Ook in verschillende strooiselmaterialen werd het varkenspestvirus teruggevonden. Bij 4 graden Celsius was dat in de meeste gevallen niet langer dan zeven dagen. De uitzondering hierbij is strooisel van boombast. Daar overleefde het virus tot wel 28 dagen na de opzettelijke besmetting.
Overleven in insecten
Het is bekend dat Afrikaans varkenspest in een bepaalde zachte teek lang kan overleven, en dat die teek het virus kan overbrengen. Die teek komt oorspronkelijk uit Afrika en is nog maar op enkele plekken in Europa aangetroffen.
De onderzoeksvraag was of het virus ook in andere stekende insecten kan overleven en of deze insecten het virus van wilde zwijnen naar gehouden varkens kunnen overbrengen. Die kans is aanwezig, melden de onderzoekers. 'Dit omdat juist in de zomer geregeld uitbraken zijn van Afrikaanse varkenspest bij gehouden varkens. Mogelijk komt dit doordat stekende insecten dan actief zijn', schrijven zij in het onderzoek.
Verder toont het onderzoek aan dat het terugvinden van levend virus een sterke relatie heeft met de temperatuur. Bij hoge temperaturen wordt het virus in de Aziatische tijgermug slechts gedurende enkele uren aangetoond. Bij een temperatuur van 10 graden Celsius was Afrikaanse varkenspest na vijf dagen nog steeds terug te vinden.

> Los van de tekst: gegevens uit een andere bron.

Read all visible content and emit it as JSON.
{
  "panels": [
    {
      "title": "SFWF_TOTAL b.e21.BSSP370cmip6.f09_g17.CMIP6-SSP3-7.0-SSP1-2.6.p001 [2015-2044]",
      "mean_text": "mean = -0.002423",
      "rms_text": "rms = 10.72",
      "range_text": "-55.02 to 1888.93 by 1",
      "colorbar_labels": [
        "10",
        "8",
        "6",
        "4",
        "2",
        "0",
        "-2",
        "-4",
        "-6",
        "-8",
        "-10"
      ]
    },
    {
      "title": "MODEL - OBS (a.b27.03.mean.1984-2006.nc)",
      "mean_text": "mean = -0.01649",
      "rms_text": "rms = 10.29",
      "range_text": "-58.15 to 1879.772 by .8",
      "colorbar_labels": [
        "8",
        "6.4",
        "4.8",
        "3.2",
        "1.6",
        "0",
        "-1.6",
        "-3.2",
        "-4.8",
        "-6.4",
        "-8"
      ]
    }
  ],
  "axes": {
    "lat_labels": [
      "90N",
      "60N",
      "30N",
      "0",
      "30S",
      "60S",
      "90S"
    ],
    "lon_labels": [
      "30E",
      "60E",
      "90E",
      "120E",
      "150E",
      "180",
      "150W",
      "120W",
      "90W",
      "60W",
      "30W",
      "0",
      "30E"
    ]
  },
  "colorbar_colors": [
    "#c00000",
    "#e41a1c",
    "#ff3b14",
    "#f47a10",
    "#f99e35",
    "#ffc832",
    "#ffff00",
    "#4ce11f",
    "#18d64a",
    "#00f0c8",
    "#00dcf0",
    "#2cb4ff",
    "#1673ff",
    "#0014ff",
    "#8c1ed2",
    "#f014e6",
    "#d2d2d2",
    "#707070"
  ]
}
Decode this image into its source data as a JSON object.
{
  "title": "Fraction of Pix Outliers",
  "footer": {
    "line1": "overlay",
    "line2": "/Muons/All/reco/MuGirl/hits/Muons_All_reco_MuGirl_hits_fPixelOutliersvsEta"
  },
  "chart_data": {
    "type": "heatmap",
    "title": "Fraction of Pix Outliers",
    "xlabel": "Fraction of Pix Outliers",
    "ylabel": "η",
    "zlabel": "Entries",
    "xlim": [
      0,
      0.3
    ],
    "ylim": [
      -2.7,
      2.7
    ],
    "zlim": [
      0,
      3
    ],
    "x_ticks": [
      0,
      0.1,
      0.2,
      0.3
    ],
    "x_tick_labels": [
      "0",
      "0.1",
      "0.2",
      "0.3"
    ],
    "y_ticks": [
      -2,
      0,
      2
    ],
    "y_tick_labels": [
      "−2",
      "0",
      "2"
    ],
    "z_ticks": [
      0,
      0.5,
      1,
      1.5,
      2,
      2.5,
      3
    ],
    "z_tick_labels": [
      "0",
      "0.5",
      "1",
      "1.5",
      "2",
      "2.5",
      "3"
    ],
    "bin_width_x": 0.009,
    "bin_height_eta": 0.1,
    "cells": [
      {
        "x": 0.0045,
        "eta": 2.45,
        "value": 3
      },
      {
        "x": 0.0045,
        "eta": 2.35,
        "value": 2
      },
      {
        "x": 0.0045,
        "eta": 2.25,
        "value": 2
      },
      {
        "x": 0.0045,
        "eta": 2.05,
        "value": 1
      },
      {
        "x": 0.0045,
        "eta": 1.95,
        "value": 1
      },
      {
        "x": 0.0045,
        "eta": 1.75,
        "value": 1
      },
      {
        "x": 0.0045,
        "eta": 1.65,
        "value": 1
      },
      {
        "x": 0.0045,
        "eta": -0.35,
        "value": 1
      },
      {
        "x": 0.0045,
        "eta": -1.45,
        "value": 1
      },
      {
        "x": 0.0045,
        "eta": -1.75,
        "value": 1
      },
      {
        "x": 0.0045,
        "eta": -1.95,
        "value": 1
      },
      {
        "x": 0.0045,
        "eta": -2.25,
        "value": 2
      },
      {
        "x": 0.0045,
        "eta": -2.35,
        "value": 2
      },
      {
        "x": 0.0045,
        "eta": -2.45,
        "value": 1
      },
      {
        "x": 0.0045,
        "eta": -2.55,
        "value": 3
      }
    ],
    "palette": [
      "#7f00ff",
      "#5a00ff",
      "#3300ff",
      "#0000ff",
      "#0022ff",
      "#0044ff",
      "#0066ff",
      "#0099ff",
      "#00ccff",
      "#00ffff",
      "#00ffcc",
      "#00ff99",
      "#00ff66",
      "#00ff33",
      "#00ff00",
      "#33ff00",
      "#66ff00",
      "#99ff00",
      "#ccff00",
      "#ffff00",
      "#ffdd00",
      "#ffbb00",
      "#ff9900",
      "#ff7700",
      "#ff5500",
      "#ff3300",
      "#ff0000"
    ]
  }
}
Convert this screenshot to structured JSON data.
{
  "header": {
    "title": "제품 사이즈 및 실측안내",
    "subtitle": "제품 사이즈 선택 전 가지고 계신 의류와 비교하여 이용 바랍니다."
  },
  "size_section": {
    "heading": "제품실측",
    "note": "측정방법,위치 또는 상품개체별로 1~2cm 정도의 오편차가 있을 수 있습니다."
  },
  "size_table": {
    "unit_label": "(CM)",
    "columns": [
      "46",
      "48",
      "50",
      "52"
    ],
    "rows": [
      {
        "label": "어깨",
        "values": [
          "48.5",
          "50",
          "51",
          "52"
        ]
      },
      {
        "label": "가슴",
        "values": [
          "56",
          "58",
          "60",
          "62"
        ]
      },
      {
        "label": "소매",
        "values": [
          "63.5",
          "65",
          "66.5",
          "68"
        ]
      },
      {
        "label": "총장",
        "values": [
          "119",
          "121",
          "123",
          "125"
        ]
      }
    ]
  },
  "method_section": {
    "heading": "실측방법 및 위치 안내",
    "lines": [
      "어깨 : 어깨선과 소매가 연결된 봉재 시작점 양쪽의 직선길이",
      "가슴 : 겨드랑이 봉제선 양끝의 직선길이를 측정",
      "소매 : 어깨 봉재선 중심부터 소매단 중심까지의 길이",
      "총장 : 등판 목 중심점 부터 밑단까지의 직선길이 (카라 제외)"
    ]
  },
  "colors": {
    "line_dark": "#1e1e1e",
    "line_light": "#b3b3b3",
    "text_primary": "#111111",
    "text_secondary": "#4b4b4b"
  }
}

Bij de stalvlieg of steekvlieg is dit effect groter. Bij 30 graden Celsius overleeft het virus in de vlieg slechts 24 uur. Bij 20 graden Celsius stijgt dit al richting de 48 uur. Bij een temperatuur van 10 graden Celsius is levend virus ook na zeven dagen nog terug te vinden.
Besmetting overdragen
De overlevingstijd bij lage temperaturen is veel langer dan het stekende insect nodig heeft om een bloedmaal te verteren. Het insect – en zeker de stalvlieg – kan dus weer een varken steken voordat het virus is verdwenen. Op die manier kan het insect een besmetting overdragen.
Op de vraag of dit ook daadwerkelijk gebeurt, geven de onderzoekers geen antwoord. Dit is niet onderzocht. De insecten die in het onderzoek zijn gebruikt, waren niet meer in leven op het moment dat gezocht werd naar het virus en konden dus ook niet worden ingezet voor een onderzoek waarbij ze varkens zouden moeten steken.
Wel is nog een experiment uitgevoerd waarbij met Afrikaanse varkenspest besmette insecten aan varkens werden gevoerd. Dit onderzoek leverde geen resultaat op, de varkens werden niet ziek. De onderzoekers geven wel aan dat dit onderdeel van het onderzoek slechts een beperkte waarde heeft.